Je savais bien qu'un jour je glisserai Roger Nimier, écrivain de talent, découvreur - ou plutôt lecteur renifleur -, cancre brillant, critique féroce mais réjouissant et escrimeur avec des épées de bois dans ce forum consacré aux livres d'un siècle tourmenté.
Mort trop jeune, trop vite embaumé dans la légende un peu ridicule du play-boy arrogant aimant la vitesse alors qu'il préférait un bon match de rugby avec Kléber Haedens et le gros rouge d'un Bernanos aux coquetèles trop sucrés d'un Cocteau, Nimier est devenu un mythe.
En 1943, il affirmait "Nous sommes d'ardents gaullistes !" et à la Libération, à peine majeur et rêvant d'aventure(s), il s'engagea au 2e Hussards et partit... pour la côte d'Azur où il lira beaucoup pour conjurer l'ennui des longues semaines d'entrainement. De toute façon, on le soupçonne d'avoir signé un engagement plus pour le romantisme du nom de ce régiment (très ancien) et le calot élégant que pour un amour authentique de la chose militaire qui le rasait déjà, ce qui n'est pas très sérieux. Sans avoir connu le feu, il sera démobilisé et créera chez Gallimard une atmosphère de complots littéraires et de farces et attrapes. Gaston l'aimait bien puisqu'il le laissa choisir les premiers titres pour le "Livre de Poche". Célèbre à 25 ans après trois romans fulgurants et un parfum de scandale : dans l'un d'entre eux, il imaginait un résistant passé à la Milice, ce qui ne se faisait pas. L'affaire réjouit Jean Paulhan et Mauriac épatés par le culot et le talent du petit nouveau. Plusieurs fois, Nimier faillit en venir aux mains avec Camus dans les couloirs de la célèbre maison d'édition pour des histoires de politique qui dans le fond l'ennuyaient. (On peut penser que cette rivalité avait plus à voir avec leur image publique et les succès féminins qu'avec l'engagement de l'un et les dégagements de l'autre mais ça n'engage que moi.)

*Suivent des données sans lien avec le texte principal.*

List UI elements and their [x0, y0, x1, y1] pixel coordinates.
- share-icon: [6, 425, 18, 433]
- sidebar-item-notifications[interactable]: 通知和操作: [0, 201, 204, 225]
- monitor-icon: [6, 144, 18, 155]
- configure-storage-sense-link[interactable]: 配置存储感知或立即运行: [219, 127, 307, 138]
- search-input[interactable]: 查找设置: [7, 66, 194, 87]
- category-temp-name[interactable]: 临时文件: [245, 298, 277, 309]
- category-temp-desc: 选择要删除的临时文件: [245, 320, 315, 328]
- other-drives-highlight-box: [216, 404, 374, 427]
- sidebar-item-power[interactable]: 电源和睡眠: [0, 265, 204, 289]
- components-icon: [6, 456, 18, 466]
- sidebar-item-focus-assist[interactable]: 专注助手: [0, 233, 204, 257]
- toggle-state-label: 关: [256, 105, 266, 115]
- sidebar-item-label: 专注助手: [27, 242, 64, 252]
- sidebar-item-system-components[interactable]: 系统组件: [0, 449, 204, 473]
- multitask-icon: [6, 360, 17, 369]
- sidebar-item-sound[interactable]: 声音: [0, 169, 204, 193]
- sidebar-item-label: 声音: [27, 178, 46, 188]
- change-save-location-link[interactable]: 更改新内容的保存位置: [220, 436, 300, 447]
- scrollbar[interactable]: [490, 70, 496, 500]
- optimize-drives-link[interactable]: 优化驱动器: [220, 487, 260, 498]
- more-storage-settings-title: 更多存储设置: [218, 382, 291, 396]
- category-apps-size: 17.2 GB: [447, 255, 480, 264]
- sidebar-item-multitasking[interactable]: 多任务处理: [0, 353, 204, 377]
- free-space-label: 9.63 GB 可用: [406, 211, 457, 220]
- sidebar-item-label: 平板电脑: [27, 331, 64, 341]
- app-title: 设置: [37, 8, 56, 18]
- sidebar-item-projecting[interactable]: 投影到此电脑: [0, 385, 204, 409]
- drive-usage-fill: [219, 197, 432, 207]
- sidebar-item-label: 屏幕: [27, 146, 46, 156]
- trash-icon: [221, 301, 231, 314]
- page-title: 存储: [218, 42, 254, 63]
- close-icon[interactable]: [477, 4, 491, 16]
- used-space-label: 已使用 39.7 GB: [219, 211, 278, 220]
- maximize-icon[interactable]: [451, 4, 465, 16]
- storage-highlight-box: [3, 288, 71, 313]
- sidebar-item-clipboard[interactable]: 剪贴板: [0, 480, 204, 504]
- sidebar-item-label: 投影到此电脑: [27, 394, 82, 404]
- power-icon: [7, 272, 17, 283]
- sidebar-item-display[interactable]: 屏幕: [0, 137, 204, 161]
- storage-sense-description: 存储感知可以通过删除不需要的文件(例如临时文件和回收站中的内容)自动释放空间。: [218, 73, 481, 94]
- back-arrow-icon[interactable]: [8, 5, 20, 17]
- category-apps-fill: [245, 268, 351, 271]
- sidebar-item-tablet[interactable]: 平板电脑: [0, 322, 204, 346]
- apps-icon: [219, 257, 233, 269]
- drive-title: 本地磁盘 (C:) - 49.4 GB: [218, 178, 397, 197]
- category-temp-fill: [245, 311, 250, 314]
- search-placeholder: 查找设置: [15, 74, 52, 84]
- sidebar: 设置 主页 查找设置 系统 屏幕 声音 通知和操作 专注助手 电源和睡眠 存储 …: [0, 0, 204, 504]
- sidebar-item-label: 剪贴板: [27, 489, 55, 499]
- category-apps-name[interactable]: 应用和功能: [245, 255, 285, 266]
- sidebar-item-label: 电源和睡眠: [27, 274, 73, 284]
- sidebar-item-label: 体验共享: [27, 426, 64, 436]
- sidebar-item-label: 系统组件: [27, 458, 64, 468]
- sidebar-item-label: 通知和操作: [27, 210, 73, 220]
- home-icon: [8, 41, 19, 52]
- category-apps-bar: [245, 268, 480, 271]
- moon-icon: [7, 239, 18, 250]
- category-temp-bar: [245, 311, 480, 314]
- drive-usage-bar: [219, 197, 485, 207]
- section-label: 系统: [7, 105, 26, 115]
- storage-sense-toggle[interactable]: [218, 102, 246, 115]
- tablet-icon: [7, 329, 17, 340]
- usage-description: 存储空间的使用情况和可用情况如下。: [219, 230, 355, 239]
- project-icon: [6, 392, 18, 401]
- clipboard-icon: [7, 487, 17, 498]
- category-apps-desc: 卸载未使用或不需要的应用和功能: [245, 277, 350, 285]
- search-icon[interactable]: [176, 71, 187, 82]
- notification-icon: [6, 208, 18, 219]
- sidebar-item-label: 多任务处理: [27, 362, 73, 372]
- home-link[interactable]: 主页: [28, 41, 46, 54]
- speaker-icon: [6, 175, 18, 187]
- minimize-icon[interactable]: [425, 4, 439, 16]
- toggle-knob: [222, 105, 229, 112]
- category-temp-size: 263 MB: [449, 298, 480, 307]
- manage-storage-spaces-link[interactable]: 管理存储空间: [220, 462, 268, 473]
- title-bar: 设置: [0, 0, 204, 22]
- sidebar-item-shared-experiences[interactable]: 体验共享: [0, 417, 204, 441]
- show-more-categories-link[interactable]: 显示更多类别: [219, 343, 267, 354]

Roger Nimier fut aussi un grand et fin lecteur, un passeur boulimique qui prônait la démobilisation de la littérature contre les engagements réducteurs des années 50. Il milita pour le talent et c'est Bernard Frank, franc-tireur (et partisan ?) sur sa gauche qui lança le mythe du hussard dans les "Temps Modernes" en rassemblant ces jeunes talents "de droite" qui ne se rencontrèrent qu'une fois car ils ne partageaient réellement que l'amour du style en littérature, ce qui est déjà beaucoup. Les journalistes se jetèrent sur l'expression qui fit florès. Depuis on associe trop systématiquement Jacques Laurent, Antoine Blondin et Michel Déon à Nimier qui se préférait en d'Artagnan... amoureux !
Il réhabilita Céline, l'écrivain plus que le bonhomme, trop aigri et trop méchant pour un Nimier qui n'adhéra ni de près ni de loin, je devais le préciser, aux discours antisémites des années noires puis à la Révolution nationale du régime de Vichy. (Adolescent durant la guerre, il traitait Pétain de gâteuse et pire encore.)
A gauche son talent et ses provocations énervent. On ne lui pardonne pas ses prises de position pour la réintégration de Morand, Jouhandeau ou Chardonne à leur place, celle de grands stylistes. A droite, il exaspère par son ouverture d'esprit et sa liberté de ton qui rappellent que l'exigence en littérature échappe aux casernes idéologiques.
Avec Nimier comme fil rouge à vif, la biographie "définitive" de Marc Dambre offre aussi au lecteur une analyse fine de l'état des Lettres en France entre 1935 et le début des années 60, quand la littérature était une affaire trop sérieuse pour l'abandonner aux journalistes et aux idéologues.